O Código abria o título consagrado a esta matéria com as disposições relativas à obsoleta conciliação preliminar, tradicionalmente confiada aos tribunais de paz. Declarou-a, no entanto, absolutamente facultativa, e daí que tenha sido absoluto, ou pouco menos, o desuso em que a instituição veio a cair.

De resto, logo a primeira reforma de 1926 transferiu para o juiz da causa a função de conciliar as partes na pendência da acção, o que supriria, em qualquer caso, a falta da tentativa preliminar de conciliação.

Entendeu-se, assim, que a matéria poderia ser eliminada do Código, sem nenhum inconveniente sério. Mantém-se entretanto a função conciliatória do juiz da causa, mas estabelecem-se para o efeito determinadas limitações, com vista a coibir abusos em que alguns recaíram.

A audiência preparatória, embora continue a principiar, em regra, por uma tentativa de conciliação, não é adiada por falta de qualquer das partes ou do seu mandatário especial. A falta é, no fundo, tomada como sintoma de que a parte não está interessada na conciliação.

Além disso, a convocação das partes para o fim único de se tentar conciliá-las não pode ter lugar mais de uma vez.

8.

Em matéria de articulados, merecem especial menção duas das múltiplas inovações adoptadas.

Uma é a da notificação, feita ao autor, da apresentação da contestação, para que da notificação se conte o prazo de apresentação do articulado subsequente. A outra consiste em alargar ao autor a faculdade, que já era unilateralmente reconhecida ao réu, de articular factos supervenientes fora dos prazos normais.

É óbvia a utilidade da primeira medida. No regime precedente, dependia de data sempre incerta o início da contagem do prazo facultado para a réplica ou resposta, cuja falta passa, aliás, a revestir graves consequências para o autor, se é que as não tinha já, em tão alto grau, na vigência do Código de 39.

O autor só através de informações verbais, desprovidas muitas vezes de garantia suficiente, podia saber que o réu contestara.

Quanto aos factos supervenientes, cumpre notar que o próprio oferecimento de defesa superveniente por parte do réu estava deficientemente regulado na lei, que nada dispunha sobre a resposta correspondente e os termos posteriores.

Cria-se agora a figura geral dos «articulados supervenientes» e regulam-se minuciosamente os termos subsequentes à sua dedução.

Torna-se desta forma praticável a utilíssima disposição que manda ter em conta, na decisão da causa, os factos produzidos até ao encerramento da discussão, ao mesmo tempo que se harmoniza esse salutar princípio de economia processual com a regra de que só podem ser atendidos na acção os factos articulados.

9.

No Código em vigor, o despacho saneador é precedido obrigatòriamente de uma audiência de discussão, sempre que o juiz se proponha conhecer do pedido ou de qualquer excepção que não seja a nulidade do processo.

Na prática, a audiência preparatória do saneador converteu-se, na quase totalidade dos casos, numa simples tentativa de conciliação, possível em qualquer estado da causa, mas obrigatória sempre que a audiência se realizasse. Rarìssimamente havia alegações.

A razão do fenómeno está em ter a audiência ficado reservada para a discussão oral das questões já discutidas por escrito nos articulados.

Modifica-se este regime.

A audiência preparatória só é indispensável no caso de se pretender conhecer, no saneador, de algum pedido ou de qualquer excepção peremptória. Para discussão de outras excepções é facultativa: o juiz só a ordenará quando a considere conveniente.
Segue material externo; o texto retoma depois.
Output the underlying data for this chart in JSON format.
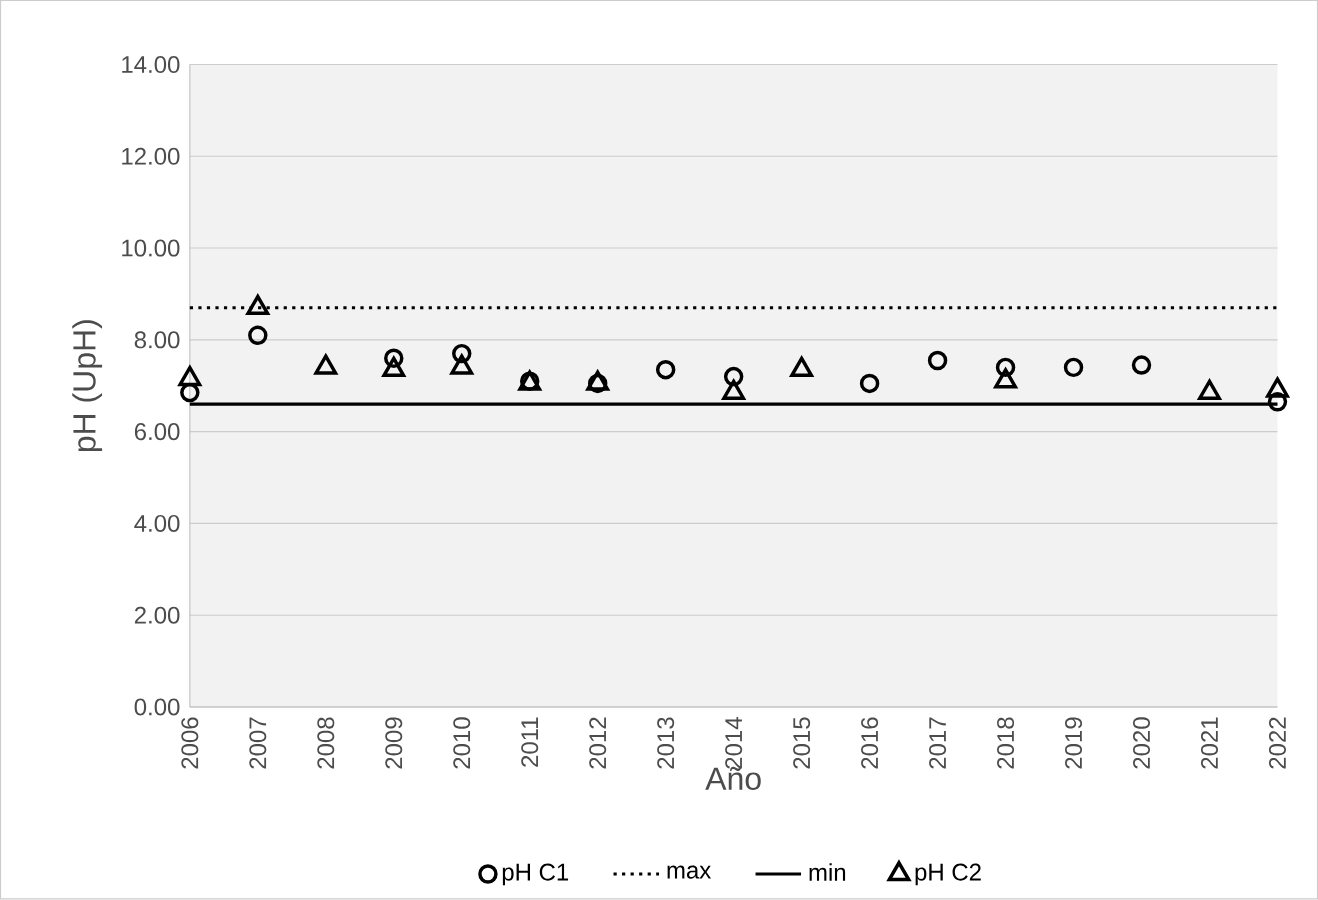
{
  "chart_data": {
    "type": "scatter",
    "xlabel": "Año",
    "ylabel": "pH (UpH)",
    "categories": [
      "2006",
      "2007",
      "2008",
      "2009",
      "2010",
      "2011",
      "2012",
      "2013",
      "2014",
      "2015",
      "2016",
      "2017",
      "2018",
      "2019",
      "2020",
      "2021",
      "2022"
    ],
    "series": [
      {
        "name": "pH C1",
        "color": "#000000",
        "marker": "circle",
        "values": [
          6.85,
          8.1,
          null,
          7.6,
          7.7,
          7.1,
          7.05,
          7.35,
          7.2,
          null,
          7.05,
          7.55,
          7.4,
          7.4,
          7.45,
          null,
          6.65
        ]
      },
      {
        "name": "pH C2",
        "color": "#000000",
        "marker": "triangle",
        "values": [
          7.15,
          8.7,
          7.4,
          7.35,
          7.4,
          7.05,
          7.05,
          null,
          6.85,
          7.35,
          null,
          null,
          7.1,
          null,
          null,
          6.85,
          6.9
        ]
      }
    ],
    "ref_lines": [
      {
        "axis": "y",
        "value": 8.7,
        "label": "max",
        "color": "#000000",
        "line_style": "dotted"
      },
      {
        "axis": "y",
        "value": 6.6,
        "label": "min",
        "color": "#000000",
        "line_style": "solid"
      }
    ],
    "ylim": [
      0,
      14
    ],
    "yticks": [
      {
        "value": 0,
        "label": "0.00"
      },
      {
        "value": 2,
        "label": "2.00"
      },
      {
        "value": 4,
        "label": "4.00"
      },
      {
        "value": 6,
        "label": "6.00"
      },
      {
        "value": 8,
        "label": "8.00"
      },
      {
        "value": 10,
        "label": "10.00"
      },
      {
        "value": 12,
        "label": "12.00"
      },
      {
        "value": 14,
        "label": "14.00"
      }
    ],
    "grid": "y",
    "legend": "bottom"
  }
}
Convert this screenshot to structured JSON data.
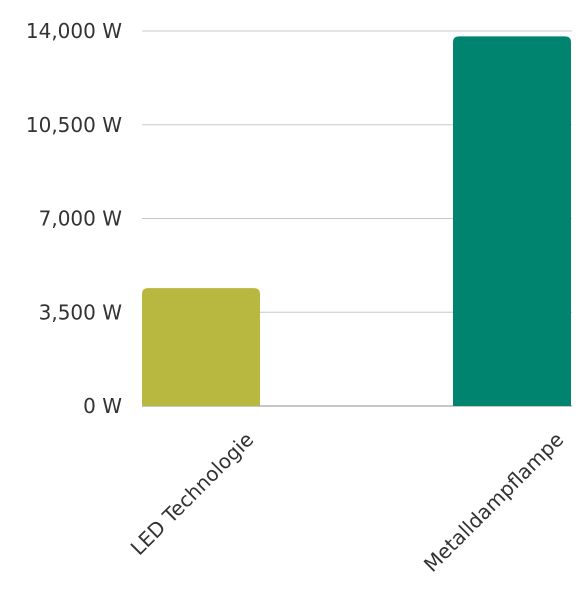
{
  "chart_data": {
    "type": "bar",
    "title": "",
    "xlabel": "",
    "ylabel": "",
    "categories": [
      "LED Technologie",
      "Metalldampflampe"
    ],
    "values": [
      4400,
      13800
    ],
    "colors": [
      "#b8b840",
      "#008470"
    ],
    "ylim": [
      0,
      14000
    ],
    "y_ticks": [
      0,
      3500,
      7000,
      10500,
      14000
    ],
    "y_tick_labels": [
      "0 W",
      "3,500 W",
      "7,000 W",
      "10,500 W",
      "14,000 W"
    ],
    "grid": true,
    "legend": "none"
  }
}
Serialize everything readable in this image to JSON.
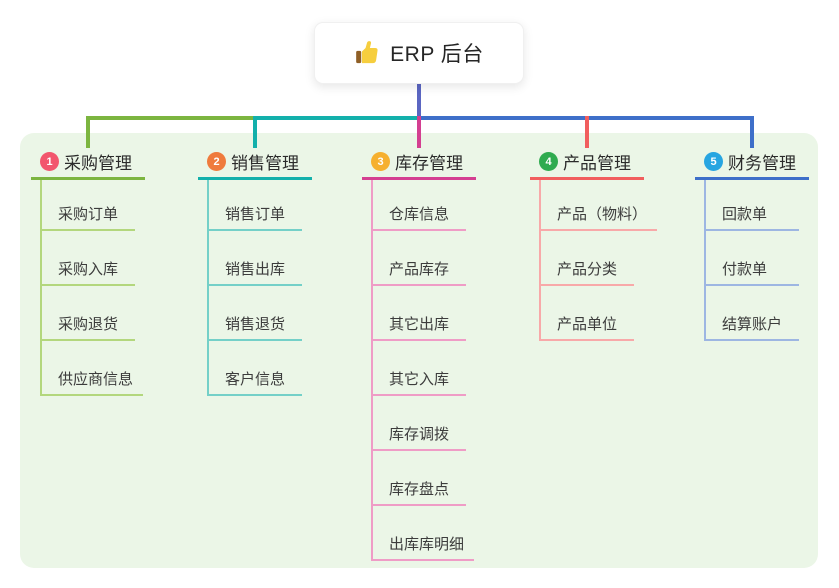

As duas peças essenciais da segunda fase do processo declaratório - saneador e questionário -, que até aqui constituíam objecto de despachos separados, fundem-se numa peça processual única, embora com objectos distintos.

Mais do que a não despicienda aceleração do processo, justificativa da excepção já anteriormente aberta para a acção de despejo, o que conta nesta inovação é a intenção de garantir uma perfeita harmonia entre saneador e questionário, através da análise conjunta ou simultânea das questões de direito e das questões de facto que interessam a um e a outro.